All my best books have been written by other people.

For example: The Blue Zones, that I could have sworn I’ve told you about but, if not, no matter: I’m telling you about it now.

I listened to it on Audible and then bought a dozen copies for others, one of whom just texted me out of the blue (so to speak):

“Thank you for giving me this book — it has changed my life.”

“Really??  Tell!!”

“I’ve lost weight, have more energy, and feel so much more positive about the future.”

This got me kind of excited.  I asked if he’d share with us exactly what changes he’d made to produce these results, thinking he would tell me he’s started eating more beans (as I have).

Instead:


The Blue Zones was simply life-changing. It started with a first read and being struck by the power of positive change.

Step 1: having the courage to go back to the “personal blue zone” section and TAKE THAT FIRST STEP. It took me three months to do that but I came out of the election season and on Nov. 8th woke up and realized that I was stressed and fearful. I (and so many millions) had worked so hard but I didn’t feel like it had helped — we had a very difficult Election Day in North Carolina.

Step 2: I started to walk. I walk everywhere. It clears my head, it provides a welcome and open way to interact with a friend, and has helped me to lose 12 pounds and counting.

Step 3: I keep going back to the section on the power of loving as detailed in the Sardinian Blue Zone.

Thanks for this remarkable read…..I am enormously appreciative.


Walking, for sure.  I love to think this book helped.

Or maybe he just feels so much better because the tweets have stopped.  Competence and integrity have been restored to our government.



To keep feeling positive about the future we need to abolish, or at least modify, the filibuster: Democrats’ Only Chance to Stop the GOP Assault on Voting Rights. (Must read; thanks, Steve!)

Certainly for things that enjoy 70% popular approval, why should a minority of senators — representing an even smaller minority of people (Idaho has as many senators as California) — be able to thwart the popular will?

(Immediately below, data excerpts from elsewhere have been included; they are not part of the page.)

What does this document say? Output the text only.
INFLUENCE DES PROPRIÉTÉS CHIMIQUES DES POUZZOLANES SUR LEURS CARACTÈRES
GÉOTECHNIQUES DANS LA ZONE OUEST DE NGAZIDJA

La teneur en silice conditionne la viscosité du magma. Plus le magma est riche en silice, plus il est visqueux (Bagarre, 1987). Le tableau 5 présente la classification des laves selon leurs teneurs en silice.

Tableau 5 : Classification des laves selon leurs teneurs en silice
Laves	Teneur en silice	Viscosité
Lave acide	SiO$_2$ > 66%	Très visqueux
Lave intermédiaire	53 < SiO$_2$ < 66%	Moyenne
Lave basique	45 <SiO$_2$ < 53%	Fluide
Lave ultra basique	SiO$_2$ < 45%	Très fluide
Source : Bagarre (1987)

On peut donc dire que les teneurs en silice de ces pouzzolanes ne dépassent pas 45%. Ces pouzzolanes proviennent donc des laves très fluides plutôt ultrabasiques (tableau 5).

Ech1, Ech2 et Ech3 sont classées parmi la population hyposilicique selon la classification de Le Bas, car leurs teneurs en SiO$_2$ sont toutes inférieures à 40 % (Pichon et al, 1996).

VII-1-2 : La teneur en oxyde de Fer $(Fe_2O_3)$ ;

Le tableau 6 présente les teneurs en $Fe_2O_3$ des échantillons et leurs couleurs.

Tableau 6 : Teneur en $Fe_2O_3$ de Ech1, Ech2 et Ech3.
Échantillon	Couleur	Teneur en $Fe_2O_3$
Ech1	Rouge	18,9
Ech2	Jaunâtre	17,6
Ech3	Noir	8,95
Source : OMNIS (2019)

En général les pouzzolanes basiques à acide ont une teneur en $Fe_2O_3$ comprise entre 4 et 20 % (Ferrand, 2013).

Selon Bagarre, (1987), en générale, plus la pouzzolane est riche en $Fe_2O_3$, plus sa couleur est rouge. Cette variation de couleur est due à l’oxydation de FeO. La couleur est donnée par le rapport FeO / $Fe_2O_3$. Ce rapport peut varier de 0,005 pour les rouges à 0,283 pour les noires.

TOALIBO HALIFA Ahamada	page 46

Without so much as taking to the floor to actually filibuster?

Is a compromise forged in 1789 to accommodate differing views on slavery still the right balance today, when most people agree slavery is an abomination?

It’s not realistic to change the Constitution’s allocation of two senators per state.  But could Washington, DC, which has more residents than Wyoming, have two, too?

And could we make America a little less of a minority-rule country by curtailing the filibuster?  And end-running the Electoral College?

Expect to hear a lot more about the filibuster in the months to come.